Ехать верхом в таком возбужденном состоянии было, мягко говоря, неудобно, и он проклинал свою реакцию, напоминавшую годы юности. И даже когда он пытался сосредоточиться на окружающих пейзажах, один звук ее певучего голоса обволакивал его, как теплое одеяло холодной ночью, и постоянно напоминал о ее близком присутствии.
Должно быть, он слишком долго держался вдали от женщин. Не мог он придумать другого объяснения этой раскручивающейся спирали чувств, которая быстро уничтожала всякую способность сосредоточиться на том, как увезти ее отсюда, никого не пристрелив. Ему следовало лучше соображать, иначе любой индеец между Колорадо и Мексикой завтра пойдет по его следу, а он этого не заметит.
Кроме того, если остальные работники ранчо относятся к Виктории так, как Рыжий и Перес, ему предстоит непростая работа.
– Как замечательно вырваться на свободу! – промолвила Виктория, когда они выбрались на самый гребень. Перед ними открылась великолепная горная панорама.
Туман, словно покрывалом, накрыл лежащую внизу долину. Верхушки сосен пронзали слой тумана, как колышки, удерживающие его на месте. С далеких заснеженных пиков слетал бодрящий ветер.
– Кто обычно с вами ездит? – поинтересовался Тринити. Он не мог представить себе, что Бак или Грант позволили бы ей одной, без сопровождения, забираться так далеко от ранчо.

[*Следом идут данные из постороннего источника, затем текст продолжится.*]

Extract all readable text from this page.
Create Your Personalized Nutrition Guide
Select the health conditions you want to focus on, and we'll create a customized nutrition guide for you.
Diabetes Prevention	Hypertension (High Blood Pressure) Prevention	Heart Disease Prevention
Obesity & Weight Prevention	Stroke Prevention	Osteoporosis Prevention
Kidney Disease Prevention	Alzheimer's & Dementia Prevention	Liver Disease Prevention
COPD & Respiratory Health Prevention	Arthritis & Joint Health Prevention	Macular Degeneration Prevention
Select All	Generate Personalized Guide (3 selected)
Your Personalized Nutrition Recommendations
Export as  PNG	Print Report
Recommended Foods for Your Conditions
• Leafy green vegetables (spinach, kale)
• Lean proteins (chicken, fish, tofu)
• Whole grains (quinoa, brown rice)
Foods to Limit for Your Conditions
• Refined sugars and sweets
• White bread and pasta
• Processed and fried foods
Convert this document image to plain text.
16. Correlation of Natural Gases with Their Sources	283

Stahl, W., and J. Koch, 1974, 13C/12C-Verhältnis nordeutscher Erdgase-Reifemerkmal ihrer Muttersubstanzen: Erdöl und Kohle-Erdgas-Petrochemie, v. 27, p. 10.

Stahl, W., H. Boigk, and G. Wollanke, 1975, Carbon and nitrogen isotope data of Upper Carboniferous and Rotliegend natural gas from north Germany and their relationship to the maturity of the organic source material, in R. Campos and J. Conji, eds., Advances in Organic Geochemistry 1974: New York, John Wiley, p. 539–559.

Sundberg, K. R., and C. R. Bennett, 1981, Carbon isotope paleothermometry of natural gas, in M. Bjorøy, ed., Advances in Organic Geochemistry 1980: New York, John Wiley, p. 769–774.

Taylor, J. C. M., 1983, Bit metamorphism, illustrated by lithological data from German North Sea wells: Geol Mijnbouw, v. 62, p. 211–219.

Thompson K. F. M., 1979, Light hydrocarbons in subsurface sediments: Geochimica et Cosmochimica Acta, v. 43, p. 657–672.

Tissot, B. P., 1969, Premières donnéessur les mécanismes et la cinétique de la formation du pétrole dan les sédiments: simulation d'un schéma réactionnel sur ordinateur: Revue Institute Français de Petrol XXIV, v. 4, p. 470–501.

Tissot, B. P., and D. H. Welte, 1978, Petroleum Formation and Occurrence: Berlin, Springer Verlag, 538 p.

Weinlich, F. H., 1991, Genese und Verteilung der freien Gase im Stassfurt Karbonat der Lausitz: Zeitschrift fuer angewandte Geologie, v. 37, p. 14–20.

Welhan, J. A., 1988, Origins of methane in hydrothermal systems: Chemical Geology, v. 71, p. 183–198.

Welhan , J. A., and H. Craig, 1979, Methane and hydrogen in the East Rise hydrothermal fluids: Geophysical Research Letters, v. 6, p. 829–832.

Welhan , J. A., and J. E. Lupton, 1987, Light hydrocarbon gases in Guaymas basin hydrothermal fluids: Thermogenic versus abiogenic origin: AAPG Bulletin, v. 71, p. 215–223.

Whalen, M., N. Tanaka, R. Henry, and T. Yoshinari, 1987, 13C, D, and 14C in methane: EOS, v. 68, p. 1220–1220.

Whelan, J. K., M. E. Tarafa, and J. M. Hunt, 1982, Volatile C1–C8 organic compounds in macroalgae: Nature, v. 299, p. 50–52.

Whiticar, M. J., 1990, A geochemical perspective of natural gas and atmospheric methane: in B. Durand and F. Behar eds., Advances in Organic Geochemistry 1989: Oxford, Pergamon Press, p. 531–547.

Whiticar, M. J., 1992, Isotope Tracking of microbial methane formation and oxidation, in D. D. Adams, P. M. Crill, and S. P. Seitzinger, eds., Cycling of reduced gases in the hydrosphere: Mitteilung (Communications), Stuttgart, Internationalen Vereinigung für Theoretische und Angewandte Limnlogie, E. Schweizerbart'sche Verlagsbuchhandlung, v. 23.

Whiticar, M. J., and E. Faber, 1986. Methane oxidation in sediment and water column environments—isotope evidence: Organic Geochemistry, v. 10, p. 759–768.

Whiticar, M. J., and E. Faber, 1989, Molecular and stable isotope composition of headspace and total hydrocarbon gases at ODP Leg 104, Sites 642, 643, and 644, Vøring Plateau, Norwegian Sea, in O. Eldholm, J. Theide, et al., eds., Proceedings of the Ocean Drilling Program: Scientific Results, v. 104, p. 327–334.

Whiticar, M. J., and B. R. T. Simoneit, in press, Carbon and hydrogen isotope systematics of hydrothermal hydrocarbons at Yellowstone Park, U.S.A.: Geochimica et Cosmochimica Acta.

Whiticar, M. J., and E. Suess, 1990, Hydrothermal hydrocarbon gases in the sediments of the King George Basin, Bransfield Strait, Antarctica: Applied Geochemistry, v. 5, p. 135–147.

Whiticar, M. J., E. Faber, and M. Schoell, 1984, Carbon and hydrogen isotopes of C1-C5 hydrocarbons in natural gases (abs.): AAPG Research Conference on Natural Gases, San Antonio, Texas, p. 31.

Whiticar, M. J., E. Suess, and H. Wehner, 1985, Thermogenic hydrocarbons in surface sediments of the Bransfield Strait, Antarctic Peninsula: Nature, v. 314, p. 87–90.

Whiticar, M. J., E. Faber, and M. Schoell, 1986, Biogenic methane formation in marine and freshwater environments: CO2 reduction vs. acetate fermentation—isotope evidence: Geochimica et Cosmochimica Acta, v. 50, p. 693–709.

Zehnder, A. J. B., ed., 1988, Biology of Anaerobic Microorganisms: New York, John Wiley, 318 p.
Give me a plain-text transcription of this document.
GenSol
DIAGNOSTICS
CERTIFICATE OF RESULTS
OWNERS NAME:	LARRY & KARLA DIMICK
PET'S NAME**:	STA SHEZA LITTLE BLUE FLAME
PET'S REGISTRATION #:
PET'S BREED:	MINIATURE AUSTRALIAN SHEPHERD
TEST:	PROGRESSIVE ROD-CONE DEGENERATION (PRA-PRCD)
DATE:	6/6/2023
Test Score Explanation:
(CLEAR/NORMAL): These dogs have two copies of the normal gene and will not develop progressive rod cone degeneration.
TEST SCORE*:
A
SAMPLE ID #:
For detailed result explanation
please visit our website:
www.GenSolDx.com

– Кто-нибудь. Кто в этот момент свободен, – ответила Виктория. Она сняла шляпу и позволила волосам свободно рассыпаться по плечам.
Тринити понять не мог, как он позабыл о ее волосах. В доме, при скудном освещении, они казались темными, как потускневшая медь. Но этим утром, на ярком солнце, они словно ожили. Тринити всегда предпочитал белокурых. У Куини были самые длинные и роскошные белокурые локоны, которые он когда- либо видел. Теперь он признал, что тициановские темно-рыжие столь же прекрасны.
– Из-за того, что у нас нехватка работников, я давно не выезжала из дому, – объяснила Виктория. – Вы не можете себе представить, как я обрадовалась, когда появились вы. Я поняла, что дядя пошлет вас со мной.
– Почему? Я бы подумал, что он скорее пошлет кого-то из старых работников.
– Он так и хотел, но я попросила вас.